Perhaps surprisingly, Hulio agrees emphatically that the hacking industry is going dark. When I ask him if the industry is taking enough steps toward transparency and accountability, he shakes his head and points a finger at his competitors:
“Actually, I think it’s the other way around. The industry is going away from regulation. I see companies trying to hide activity and hide what they’re doing. It’s damaging the industry.”
By contrast, Hulio claims, NSO is trying to reverse course under its new ownership. Although it is facing the high-profile WhatsApp lawsuit and dozens of allegations of abuse of Pegasus, Hulio insists the company is evolving. The fact that he’s talking to journalists at all is one obvious change, he says, and so are the new self-governance policies and a public commitment to adhere to the United Nations Human Rights Guidelines.
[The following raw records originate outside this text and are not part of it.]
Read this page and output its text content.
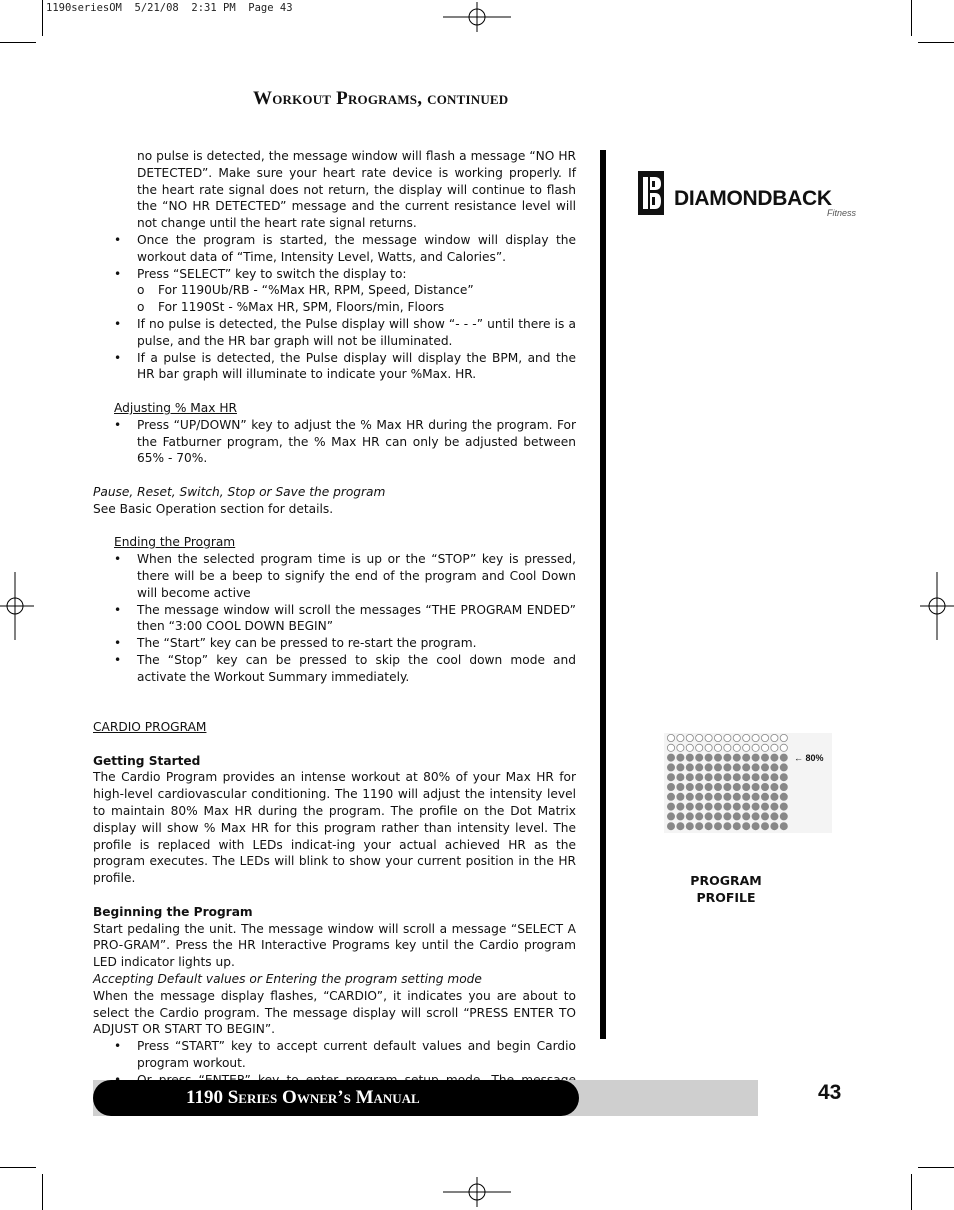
1190seriesOM  5/21/08  2:31 PM  Page 43
Workout Programs, continued

no pulse is detected, the message window will flash a message “NO HR DETECTED”. Make sure your heart rate device is working properly. If the heart rate signal does not return, the display will continue to flash the “NO HR DETECTED” message and the current resistance level will not change until the heart rate signal returns.

• Once the program is started, the message window will display the workout data of “Time, Intensity Level, Watts, and Calories”.
• Press “SELECT” key to switch the display to:
o For 1190Ub/RB - “%Max HR, RPM, Speed, Distance”
o For 1190St - %Max HR, SPM, Floors/min, Floors
• If no pulse is detected, the Pulse display will show “- - -” until there is a pulse, and the HR bar graph will not be illuminated.
• If a pulse is detected, the Pulse display will display the BPM, and the HR bar graph will illuminate to indicate your %Max. HR.

Adjusting % Max HR

• Press “UP/DOWN” key to adjust the % Max HR during the program. For the Fatburner program, the % Max HR can only be adjusted between 65% - 70%.

Pause, Reset, Switch, Stop or Save the program

See Basic Operation section for details.

Ending the Program

• When the selected program time is up or the “STOP” key is pressed, there will be a beep to signify the end of the program and Cool Down will become active
• The message window will scroll the messages “THE PROGRAM ENDED” then “3:00 COOL DOWN BEGIN”
• The “Start” key can be pressed to re-start the program.
• The “Stop” key can be pressed to skip the cool down mode and activate the Workout Summary immediately.

CARDIO PROGRAM

Getting Started

The Cardio Program provides an intense workout at 80% of your Max HR for high-level cardiovascular conditioning. The 1190 will adjust the intensity level to maintain 80% Max HR during the program. The profile on the Dot Matrix display will show % Max HR for this program rather than intensity level. The profile is replaced with LEDs indicat-ing your actual achieved HR as the program executes. The LEDs will blink to show your current position in the HR profile.

Beginning the Program

Start pedaling the unit. The message window will scroll a message “SELECT A PRO-GRAM”. Press the HR Interactive Programs key until the Cardio program LED indicator lights up.

Accepting Default values or Entering the program setting mode

When the message display flashes, “CARDIO”, it indicates you are about to select the Cardio program. The message display will scroll “PRESS ENTER TO ADJUST OR START TO BEGIN”.

• Press “START” key to accept current default values and begin Cardio program workout.
DIAMONDBACK
Fitness
← 80%
PROGRAM
PROFILE
1190 Series Owner’s Manual	43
How much the talk translates to reality is still an open question: three days after the company announced a new human rights policy in 2019, researchers from Amnesty International say, Pegasus was used to hack Moroccan journalist Omar Radi.
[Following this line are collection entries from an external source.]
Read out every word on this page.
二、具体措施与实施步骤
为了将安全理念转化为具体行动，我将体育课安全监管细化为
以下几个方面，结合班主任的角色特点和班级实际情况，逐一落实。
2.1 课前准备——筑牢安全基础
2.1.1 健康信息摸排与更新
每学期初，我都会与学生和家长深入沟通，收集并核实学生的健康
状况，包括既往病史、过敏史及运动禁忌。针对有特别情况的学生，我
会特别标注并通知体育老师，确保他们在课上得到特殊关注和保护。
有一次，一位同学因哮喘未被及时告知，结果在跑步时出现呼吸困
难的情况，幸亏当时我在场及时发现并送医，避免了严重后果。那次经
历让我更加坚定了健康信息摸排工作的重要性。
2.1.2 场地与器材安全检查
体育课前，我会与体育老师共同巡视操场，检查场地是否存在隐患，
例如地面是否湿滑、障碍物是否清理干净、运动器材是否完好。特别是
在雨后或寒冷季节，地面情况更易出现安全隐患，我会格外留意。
But Hulio suggests that his rivals are dodging transparency and accountability by moving their businesses or finding havens to operate from.
“They’re opening companies in countries where you don’t have regulation mechanisms, in Latin America, Europe, the Asia Pacific region—where regulation is very weak, so you can export to countries that you cannot export to from Israel or other places in Europe,” he explains. “I see companies trying to hide activity by changing the name of the company over and over again. Or through mechanisms like building research and development in one site, sales cycle to a different company, deployment through a third company, so you cannot trace who is doing what.”
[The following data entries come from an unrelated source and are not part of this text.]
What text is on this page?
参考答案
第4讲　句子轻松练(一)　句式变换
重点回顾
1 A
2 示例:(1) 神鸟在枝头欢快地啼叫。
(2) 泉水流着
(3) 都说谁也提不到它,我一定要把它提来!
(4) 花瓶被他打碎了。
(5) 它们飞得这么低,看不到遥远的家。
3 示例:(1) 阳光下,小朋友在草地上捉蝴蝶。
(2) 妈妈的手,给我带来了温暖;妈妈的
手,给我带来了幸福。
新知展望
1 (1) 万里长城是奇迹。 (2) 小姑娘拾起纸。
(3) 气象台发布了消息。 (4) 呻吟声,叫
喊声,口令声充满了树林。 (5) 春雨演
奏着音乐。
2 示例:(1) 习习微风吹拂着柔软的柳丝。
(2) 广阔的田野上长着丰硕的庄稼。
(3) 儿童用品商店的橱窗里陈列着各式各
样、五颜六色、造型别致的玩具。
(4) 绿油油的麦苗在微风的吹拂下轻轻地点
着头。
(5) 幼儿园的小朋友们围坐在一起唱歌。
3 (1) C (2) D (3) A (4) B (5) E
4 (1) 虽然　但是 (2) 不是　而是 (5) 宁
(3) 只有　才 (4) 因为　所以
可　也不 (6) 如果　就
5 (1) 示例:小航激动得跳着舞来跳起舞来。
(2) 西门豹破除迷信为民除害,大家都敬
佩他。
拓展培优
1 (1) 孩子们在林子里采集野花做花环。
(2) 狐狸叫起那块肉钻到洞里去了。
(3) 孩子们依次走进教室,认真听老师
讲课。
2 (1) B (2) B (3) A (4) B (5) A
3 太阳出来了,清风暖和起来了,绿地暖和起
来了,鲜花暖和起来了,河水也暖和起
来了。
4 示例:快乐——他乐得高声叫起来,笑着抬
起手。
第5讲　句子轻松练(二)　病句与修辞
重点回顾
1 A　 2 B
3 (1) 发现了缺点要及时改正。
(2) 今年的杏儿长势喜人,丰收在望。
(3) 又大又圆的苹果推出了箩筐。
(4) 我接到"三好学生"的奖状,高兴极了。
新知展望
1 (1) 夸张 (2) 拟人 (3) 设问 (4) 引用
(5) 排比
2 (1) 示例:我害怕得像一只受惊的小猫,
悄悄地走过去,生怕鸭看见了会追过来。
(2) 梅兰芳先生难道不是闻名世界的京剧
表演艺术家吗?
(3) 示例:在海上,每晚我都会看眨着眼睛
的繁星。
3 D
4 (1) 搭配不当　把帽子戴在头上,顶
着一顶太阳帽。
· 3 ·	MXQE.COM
That may be true, but NSO Group itself goes by a string of other names, including Q Cyber Technologies in Israel and OSY Technologies in Luxembourg. It has a North American wing called Westbridge. Its employees are spread out internationally. Israeli media have reported on company’s links to shell companies and byzantine deals. Over the years, it has operated a confusing network of other companies around the world, and this corporate maze has made it nearly impossible to understand its dealings and actions—a crucial task when hacking tools can be abused by authoritarian governments with devastating consequences.
So what would accountability look like? When NSO Group first appeared, the Wassenaar Arrangement, a crucial arms export control agreement between 42 countries, had no cyber dimension. Israel had no cyber export law. Now Israel’s Ministry of Defense is governed by the country’s Defense Export Control Law—NSO Group has reportedly never been denied an export license—but on a global scale, the hacking industry remains largely hidden, opaque, and unaccountable despite its growing power and capabilities.
“There are loopholes,” Hulio says. “Not all countries are part of the Wassenaar agreement. I truly think it’s very hard to do something international. Obviously international is a great idea, but just like there are countries that act as tax shelters, there are countries that act as export regulation shelters. Those countries need global mechanisms of regulation.”
Who is in the crosshairs?
Dozens of abuses by users of NSO’s technology have been alleged since the Mansoor incident first pointed a spotlight at the company. When such allegations are made, NSO begins an investigation. If accounts conflict, NSO can demand logs that reveal targets. More often than not, Hulio says, the customer will say that the allegations against it are true, the targeting is real—but that their actions were legal under local law and the contract they signed. That leaves it up to NSO and the customer to hash out whether the targeting is indeed legitimate.